The obvious answer to the first question is safe drivers – the very slice of the market that every carrier wants to attract and to retain.  Progressive has released findings from its detailed analysis of 5 billion driving miles that demonstrated that drivers with the highest-risk driving behaviors have loss costs that are approximately 2.5 times the loss costs of drivers with the lowest-risk driving behaviors.   By targeting these lowest-risk drivers with special discounts, carriers attract the best of the best while improving their overall book of business.  Once a safe-driver is enrolled in the program, the special discounts also improve retention because the discounts get larger.  Given the proprietary nature of the driving behavior data that the carrier has collected, it is much harder for another carrier to match or beat that price point.
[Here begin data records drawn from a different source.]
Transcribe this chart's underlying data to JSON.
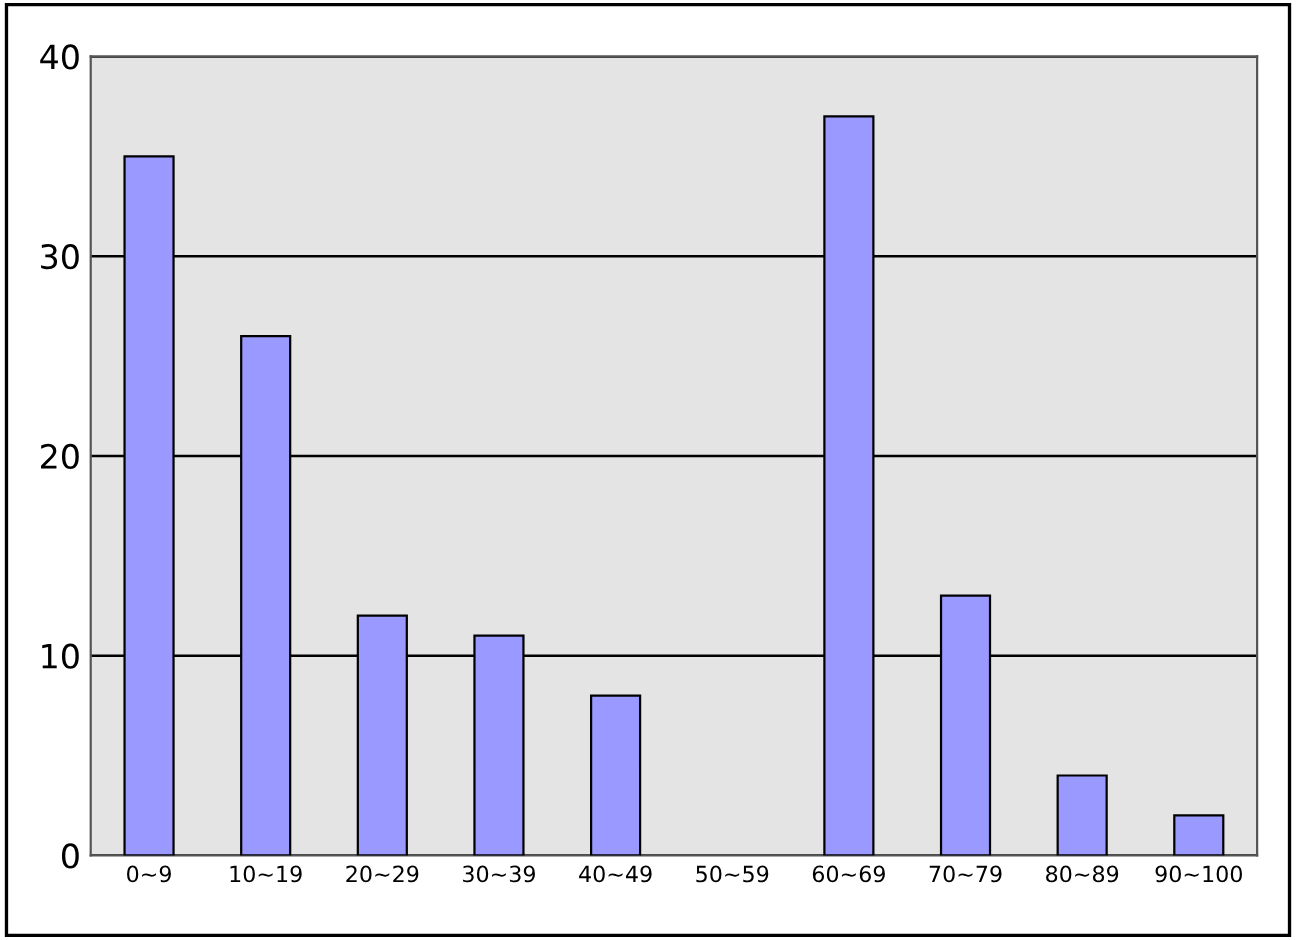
{
  "chart_data": {
    "type": "bar",
    "categories": [
      "0~9",
      "10~19",
      "20~29",
      "30~39",
      "40~49",
      "50~59",
      "60~69",
      "70~79",
      "80~89",
      "90~100"
    ],
    "values": [
      35,
      26,
      12,
      11,
      8,
      0,
      37,
      13,
      4,
      2
    ],
    "color": "#9999ff",
    "ylim": [
      0,
      40
    ],
    "yticks": [
      0,
      10,
      20,
      30,
      40
    ],
    "grid": "y",
    "legend": false
  }
}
Beyond the safest drivers, there are other market niches that are well-suited to UBI programs. Consider the household with teen drivers or with aging drivers. UBI is an attractive product because it offers a way to monitor driving behavior among higher risk drivers within the household, and the very act of monitoring driving behavior and the feedback mechanisms have been shown to improve their driving behaviors. UBI programs are also a good fit for households where one or more vehicles see little use. With a growing cadre of telecommuters in the workforce and growing numbers of retiring baby boomers, how many vehicles sit parked for days at a time, especially during peak drive times?  Even if these drivers aren’t among the safest of drivers, their limited usage mitigates their exposure. Finally, consider the driver who has had 1 or 2 tickets or 1 or 2 accidents but is convinced that he/she is a safe driver; they were just unlucky. A UBI program allows these drivers to prove that they are safe drivers, lowering their rates and allowing the carrier to capture a truly safe driver that other carriers write-off as accident prone. At worst, a UBI program ensures that these drivers will pay rates based on their actual driving behavior, and the feedback loop provided with the programs can actually improve their driving behavior.

So who is left?   The drivers left outside a UBI program fall into two categories – those who could benefit from a UBI program but haven’t made the switch yet, and those unsafe drivers who would be penalized by entering a UBI program.

As better drivers join UBI programs, the majority of drivers in non-UBI programs will reflect poorer driving habits and much poorer claims experience. Carriers who offer only non-UBI programs will see their loss ratios deteriorate which will force rates higher. However, this will simply give the remaining safer drivers an even greater incentive to switch to carriers with a UBI program.  The market will bifurcate and carriers without a UBI program will find themselves essentially managing a book-of-business that is focused on non-preferred business.

The later that a carrier chooses to launch a UBI program the harder it will be to capture desired market share. At this point, the driving behavior associated with these programs is proprietary to the carrier.  While that may change in the future, it is currently impossible to purchase a driving score in the same way that a carrier purchases a credit score for a prospective insured. Therefore, once a driver is tied to a carrier’s program, it will be difficult to lure that driver to another program because the new carrier won’t know nearly as much about him/her as the current carrier.

The questions that remain are: how quickly will customers embrace these programs; how quickly will this change happen?   UBI programs have the potential to upend the Personal Auto market in much the same way that the introduction of credit scores did.   Will 2013 be the year that we begin to see real evidence of this coming trend?